Gaspar L E, Nag S, Herskovic A, Mantravadi R, Speiser B

机构信息

Wayne State University, Detroit, MI, USA.

出版信息

Int J Radiat Oncol Biol Phys. 1997 Apr 1;38(1):127-32. doi: 10.1016/s0360-3016(97)00231-9.

DOI:10.1016/s0360-3016(97)00231-9
PMID:9212013
Abstract

INTRODUCTION

There is wide variation in the indications, treatment regimens, and dosimetry for brachytherapy in the treatment of cancer of the esophagus. No guidelines for optimal therapy currently exist.

METHODS AND MATERIALS

Utilizing published reports and clinical experience, representatives of the Clinical Research Committee of the American Brachytherapy Society (ABS) formulated guidelines for brachytherapy in esophageal cancer.

RESULTS

Recommendations were made for brachytherapy in the definitive and palliative treatment of esophageal cancer. (A) Definitive treatment: Good candidates for brachytherapy include patients with unifocal thoracic adeno- or squamous cancers < or = 10 cm in length, with no evidence of intra-abdominal or metastatic disease. Contraindications include tracheal or bronchial involvement, cervical esophagus location, or stenosis that cannot be bypassed. The esophageal brachytherapy applicator should have an external diameter of 6-10 mm. If 5FU-based chemotherapy and 45-50-Gy external beam are used, recommended brachytherapy is either: (i) HDR 10 Gy in two weekly fractions of 5 Gy each; or (ii) LDR 20 Gy in a single course at 0.4-1 Gy/hr. All doses are specified 1 cm from the midsource or mid-dwell position.

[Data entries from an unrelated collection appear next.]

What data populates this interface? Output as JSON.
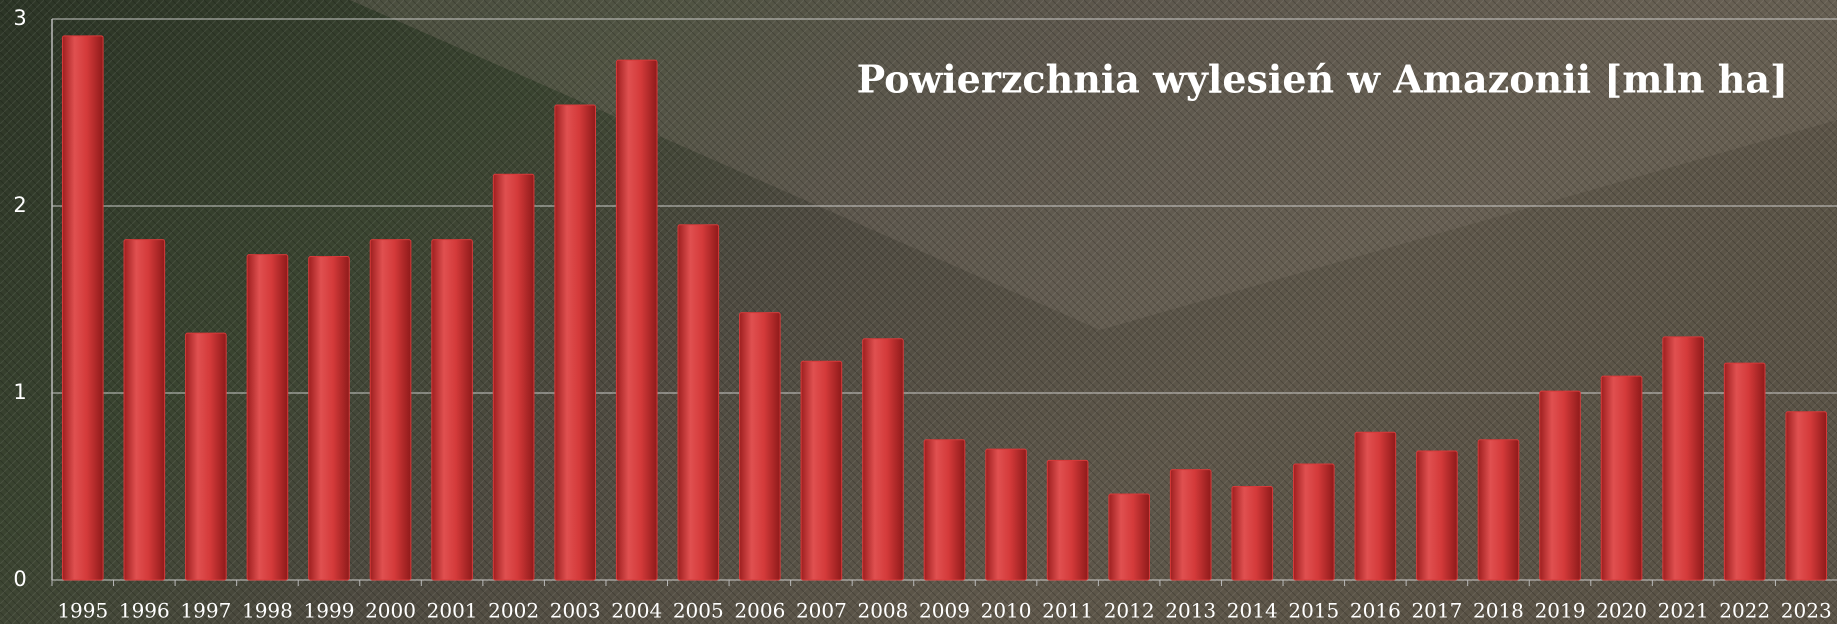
{
  "chart_data": {
    "type": "bar",
    "title": "Powierzchnia wylesień w Amazonii [mln ha]",
    "categories": [
      "1995",
      "1996",
      "1997",
      "1998",
      "1999",
      "2000",
      "2001",
      "2002",
      "2003",
      "2004",
      "2005",
      "2006",
      "2007",
      "2008",
      "2009",
      "2010",
      "2011",
      "2012",
      "2013",
      "2014",
      "2015",
      "2016",
      "2017",
      "2018",
      "2019",
      "2020",
      "2021",
      "2022",
      "2023"
    ],
    "values": [
      2.91,
      1.82,
      1.32,
      1.74,
      1.73,
      1.82,
      1.82,
      2.17,
      2.54,
      2.78,
      1.9,
      1.43,
      1.17,
      1.29,
      0.75,
      0.7,
      0.64,
      0.46,
      0.59,
      0.5,
      0.62,
      0.79,
      0.69,
      0.75,
      1.01,
      1.09,
      1.3,
      1.16,
      0.9
    ],
    "color": "#d63a3a",
    "ylim": [
      0,
      3
    ],
    "yticks": [
      0,
      1,
      2,
      3
    ],
    "grid": true
  }
}
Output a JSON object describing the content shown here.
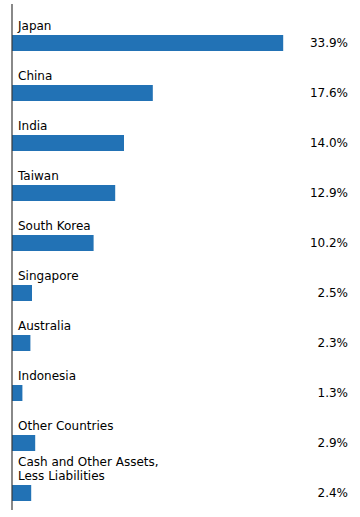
{
  "chart_data": {
    "type": "bar",
    "orientation": "horizontal",
    "categories": [
      "Japan",
      "China",
      "India",
      "Taiwan",
      "South Korea",
      "Singapore",
      "Australia",
      "Indonesia",
      "Other Countries",
      "Cash and Other Assets,\nLess Liabilities"
    ],
    "values": [
      33.9,
      17.6,
      14.0,
      12.9,
      10.2,
      2.5,
      2.3,
      1.3,
      2.9,
      2.4
    ],
    "value_labels": [
      "33.9%",
      "17.6%",
      "14.0%",
      "12.9%",
      "10.2%",
      "2.5%",
      "2.3%",
      "1.3%",
      "2.9%",
      "2.4%"
    ],
    "color": "#2272B5",
    "xlim": [
      0,
      42
    ],
    "data_labels": true,
    "tick_labels": false,
    "grid": false
  }
}
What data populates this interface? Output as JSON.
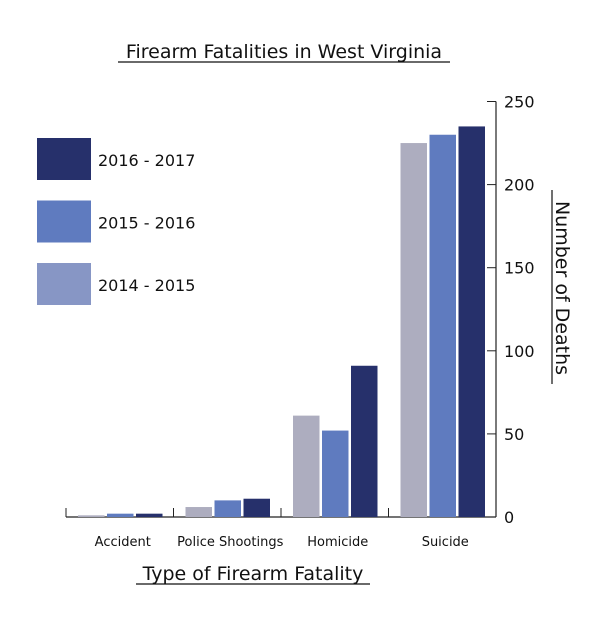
{
  "chart_data": {
    "type": "bar",
    "title": "Firearm Fatalities in West Virginia",
    "xlabel": "Type of Firearm Fatality",
    "ylabel": "Number of Deaths",
    "categories": [
      "Accident",
      "Police Shootings",
      "Homicide",
      "Suicide"
    ],
    "series": [
      {
        "name": "2014 - 2015",
        "values": [
          1,
          6,
          61,
          225
        ],
        "color": "#adadbf",
        "legend_color": "#8796c5"
      },
      {
        "name": "2015 - 2016",
        "values": [
          2,
          10,
          52,
          230
        ],
        "color": "#5f7bbf",
        "legend_color": "#5f7bbf"
      },
      {
        "name": "2016 - 2017",
        "values": [
          2,
          11,
          91,
          235
        ],
        "color": "#26306b",
        "legend_color": "#26306b"
      }
    ],
    "legend_order": [
      "2016 - 2017",
      "2015 - 2016",
      "2014 - 2015"
    ],
    "yticks": [
      0,
      50,
      100,
      150,
      200,
      250
    ],
    "ylim": [
      0,
      250
    ],
    "y_axis_side": "right",
    "grid": false,
    "legend_position": "top-left"
  }
}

Brachytherapy should follow external beam radiation therapy and should not be given concurrently with chemotherapy. (B) Palliative treatment: Patients with adeno- or squamous cancers of the thoracic esophagus with distant metastases or unresectable local disease progression/recurrence after definitive radiation treatment should be considered for brachytherapy with palliative intent. After limited dose (30 Gy) EBRT, the recommended brachytherapy is either: (i) HDR 10-14 Gy in one or two fractions; or (ii) LDR 20-25 Gy in a single course at 0.4-1 Gy/hr. The need for external beam radiation in newly diagnosed patients with a life expectancy of less than 3 months is controversial. In these cases, HDR of 15-20 Gy in two to four fractions or LDR of 25-40 Gy at 0.4-1 Gy/hr may be of benefit.

CONCLUSION

ABS guidelines for esophageal brachytherapy now exist and will be updated by the ABS in the future, as clinical data using more uniform treatment techniques becomes available.